Tristan Pollock: What are some of the benefits of “Opifying” your workflow?
Ruxandra Fediuc: There are multiple benefits. First of all, you remove manual work. Let’s say you have to do a sequence of things manually to achieve a particular objective in your day-to-day job; in that case, you have to keep all the details of each step in mind. Now, imagine you can get rid of all that mental load and leave all the responsibility to the Op to figure out what's the right sequence, what inputs are needed and where to get them from, what exactly has to be done at each step, what kind of feedback does the user running it need to get, etc. And then the Op just does it for you!
Second of all, you get to hide or abstract out complexity, which is extremely powerful especially if there's a lot of domain knowledge around that specific task or workflow. Oftentimes, you would have these domain experts that become bottlenecks, because they are the only people who know or have access to execute specific steps in these workflows. Let’s say you need to update something in a Kubernetes cluster; everyone who doesn’t know Kubernetes (or shouldn’t have direct access to the cluster) needs to now go through the internal cluster admins, and wait for them to have the time and capacity to do these tasks for everyone, over and over again. This slows down the process, and keeps these domain experts away from focusing on innovation and adding value.
Now, imagine you can pretty much encapsulate their domain knowledge into an Op that automates what they do, using just the right level of access by leveraging specific access tokens stored securely in a secret store and hidden from the users’ view. The domain experts help build the Op, they make sure everything gets done following best practices and internal standards and only expose to the users the appropriate level of customization. The complexity is hidden from the final users, the domain experts get visibility into who, when, how is using the Op by leveraging tracking, and the bottlenecks are removed. Removing bottlenecks reduces pressure on the domain experts, and they get to spend their time more wisely instead of just doing low-motivating, routine tasks.
Last but not least, I believe one really cool benefit of “Opifying” your workflows is that, once you made the effort to build it, you and your colleagues get to run them not just inside the terminal, but also in Slack. On any device! I personally don't have a terminal on my phone and I don't want to set one up for this purpose, because I’m pretty sure it's going to be painful and I'm going to hit some roadblocks. Having the freedom to run such workflows while on the go is pretty awesome, if you ask me! 😊
Tristan Pollock: What are some cool open source Ops that you'd recommend for the community to check out?
Ruxandra Fediuc: The place to start with is the CTO.ai Registry. First of all, check out the CTO.ai Official Ops and see what our internal team has built using the platform. There are some interesting and powerful integrations and workflows we’ve covered in our examples, including an Op for both AWS (Amazon Web Services) or GCP (Google Cloud Platform).
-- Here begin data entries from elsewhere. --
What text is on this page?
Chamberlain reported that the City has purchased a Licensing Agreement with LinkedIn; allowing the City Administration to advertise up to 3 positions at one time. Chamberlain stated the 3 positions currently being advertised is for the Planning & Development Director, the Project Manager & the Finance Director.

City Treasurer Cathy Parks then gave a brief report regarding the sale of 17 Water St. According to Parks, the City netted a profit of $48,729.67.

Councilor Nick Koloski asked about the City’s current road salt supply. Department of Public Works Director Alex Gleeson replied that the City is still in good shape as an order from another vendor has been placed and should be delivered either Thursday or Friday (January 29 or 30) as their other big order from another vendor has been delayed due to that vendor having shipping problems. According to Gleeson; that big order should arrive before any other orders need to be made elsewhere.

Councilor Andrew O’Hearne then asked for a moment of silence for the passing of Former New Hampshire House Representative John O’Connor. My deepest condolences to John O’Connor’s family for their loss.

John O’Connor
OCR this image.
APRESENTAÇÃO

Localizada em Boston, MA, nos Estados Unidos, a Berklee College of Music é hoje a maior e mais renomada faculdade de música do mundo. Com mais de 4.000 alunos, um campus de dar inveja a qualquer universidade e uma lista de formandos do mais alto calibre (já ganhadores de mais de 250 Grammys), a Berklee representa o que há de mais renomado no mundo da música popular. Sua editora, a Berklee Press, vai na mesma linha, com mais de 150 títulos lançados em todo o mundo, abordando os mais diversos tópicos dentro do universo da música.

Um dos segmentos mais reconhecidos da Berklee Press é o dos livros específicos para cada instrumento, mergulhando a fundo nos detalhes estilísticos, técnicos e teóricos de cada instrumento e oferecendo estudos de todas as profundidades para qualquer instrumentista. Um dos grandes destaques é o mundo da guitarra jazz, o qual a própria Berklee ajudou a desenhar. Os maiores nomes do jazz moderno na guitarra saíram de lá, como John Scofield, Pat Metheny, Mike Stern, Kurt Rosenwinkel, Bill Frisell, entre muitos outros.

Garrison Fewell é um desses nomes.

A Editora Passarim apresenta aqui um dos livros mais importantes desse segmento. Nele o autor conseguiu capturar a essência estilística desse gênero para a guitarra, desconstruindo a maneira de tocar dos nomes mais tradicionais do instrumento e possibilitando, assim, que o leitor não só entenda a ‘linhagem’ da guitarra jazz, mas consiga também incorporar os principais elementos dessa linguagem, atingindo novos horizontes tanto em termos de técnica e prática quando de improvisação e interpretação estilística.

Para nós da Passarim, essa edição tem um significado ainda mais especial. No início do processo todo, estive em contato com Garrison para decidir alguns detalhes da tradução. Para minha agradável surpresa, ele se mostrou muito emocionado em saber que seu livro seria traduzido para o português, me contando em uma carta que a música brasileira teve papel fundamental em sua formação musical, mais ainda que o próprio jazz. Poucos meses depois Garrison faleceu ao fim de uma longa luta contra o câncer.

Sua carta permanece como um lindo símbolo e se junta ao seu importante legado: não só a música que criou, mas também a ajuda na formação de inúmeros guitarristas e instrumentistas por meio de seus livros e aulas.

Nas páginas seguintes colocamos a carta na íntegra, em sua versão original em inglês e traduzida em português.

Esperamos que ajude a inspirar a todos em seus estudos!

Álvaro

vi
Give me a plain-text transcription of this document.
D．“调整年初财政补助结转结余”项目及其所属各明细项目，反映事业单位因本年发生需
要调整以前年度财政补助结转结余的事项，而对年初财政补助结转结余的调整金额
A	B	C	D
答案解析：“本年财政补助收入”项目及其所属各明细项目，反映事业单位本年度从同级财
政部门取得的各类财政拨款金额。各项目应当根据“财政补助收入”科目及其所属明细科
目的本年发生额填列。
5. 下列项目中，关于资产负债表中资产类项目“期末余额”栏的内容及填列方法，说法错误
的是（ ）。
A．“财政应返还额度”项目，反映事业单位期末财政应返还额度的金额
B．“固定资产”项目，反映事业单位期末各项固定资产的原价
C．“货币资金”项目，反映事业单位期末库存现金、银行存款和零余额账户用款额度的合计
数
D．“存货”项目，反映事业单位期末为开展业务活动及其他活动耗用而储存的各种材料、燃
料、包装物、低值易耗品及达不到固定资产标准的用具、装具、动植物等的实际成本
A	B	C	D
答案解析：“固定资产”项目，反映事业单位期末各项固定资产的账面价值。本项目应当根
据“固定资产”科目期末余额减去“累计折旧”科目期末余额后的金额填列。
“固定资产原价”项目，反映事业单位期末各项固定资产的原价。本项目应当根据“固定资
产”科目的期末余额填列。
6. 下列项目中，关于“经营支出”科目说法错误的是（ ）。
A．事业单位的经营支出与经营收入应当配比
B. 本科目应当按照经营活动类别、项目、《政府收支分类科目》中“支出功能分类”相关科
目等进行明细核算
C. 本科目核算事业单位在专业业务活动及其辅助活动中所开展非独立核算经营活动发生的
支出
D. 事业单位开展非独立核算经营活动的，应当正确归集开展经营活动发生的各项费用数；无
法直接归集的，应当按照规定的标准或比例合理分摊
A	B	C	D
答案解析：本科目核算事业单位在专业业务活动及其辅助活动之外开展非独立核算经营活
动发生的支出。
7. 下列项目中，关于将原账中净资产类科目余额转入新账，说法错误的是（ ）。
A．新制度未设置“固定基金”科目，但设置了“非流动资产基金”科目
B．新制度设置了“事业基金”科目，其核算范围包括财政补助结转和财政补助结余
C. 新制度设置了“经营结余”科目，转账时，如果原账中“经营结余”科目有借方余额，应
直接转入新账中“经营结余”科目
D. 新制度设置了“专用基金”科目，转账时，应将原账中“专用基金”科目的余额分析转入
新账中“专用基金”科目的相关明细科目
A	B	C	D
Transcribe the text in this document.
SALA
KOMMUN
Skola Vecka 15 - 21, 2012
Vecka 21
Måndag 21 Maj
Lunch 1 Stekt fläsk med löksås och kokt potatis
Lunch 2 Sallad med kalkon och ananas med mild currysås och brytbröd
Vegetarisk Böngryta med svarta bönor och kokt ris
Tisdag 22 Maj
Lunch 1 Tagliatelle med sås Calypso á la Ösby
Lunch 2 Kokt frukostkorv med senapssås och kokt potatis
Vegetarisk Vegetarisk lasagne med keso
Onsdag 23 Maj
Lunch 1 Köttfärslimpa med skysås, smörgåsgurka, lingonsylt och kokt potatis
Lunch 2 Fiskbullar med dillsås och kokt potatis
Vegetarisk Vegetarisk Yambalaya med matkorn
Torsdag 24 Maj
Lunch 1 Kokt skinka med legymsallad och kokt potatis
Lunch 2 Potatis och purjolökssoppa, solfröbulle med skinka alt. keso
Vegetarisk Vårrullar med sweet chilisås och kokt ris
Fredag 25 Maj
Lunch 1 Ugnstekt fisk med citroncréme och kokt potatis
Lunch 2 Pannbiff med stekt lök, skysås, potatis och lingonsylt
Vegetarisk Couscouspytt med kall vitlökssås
We also have a number of Ops to help create and manage Kubernetes clusters. Our EKS (Elastic Kubernetes Service) and GKE (Google Kubernetes Engine) Ops are dedicated to each cloud provider’s managed Kubernetes services and simplify the process of creating or deleting Kubernetes clusters, following best practices in terms of security and networking. The Ops also set up some inside-cluster tooling, as well as enable and guide users on how to access the cluster once the creation is complete. Some might think that creating a Kubernetes cluster (be it a sandbox or for a production environment) is just a matter of making a few clicks in the EKS or GKE consoles, but that’s not really that simple; you might want to first create a private network for your cluster, maybe set up a bastion host, ensure the cluster is then configured correctly, etc. The Ops will take care of all these steps for you, making your life significantly easier! To take this further, our K8s Op is meant to help manage and interact with an existing cluster, from checking the status of resources to deploying apps inside it, creating Kubernetes resources, installing popular tools inside the cluster, and more.
Our Kubernetes Ops are actively being worked on by our team and new features will be coming up, but we encourage our users to jump in and contribute, or fork the Ops and adapt them to their specific setup.
Secondly, there are some strong contributions from our community in our registry. We've seen some really cool ops added by our community members, people like TJ Holowaychuk or Julian Gruber around triaging issues, NPM dependants, GO binaries.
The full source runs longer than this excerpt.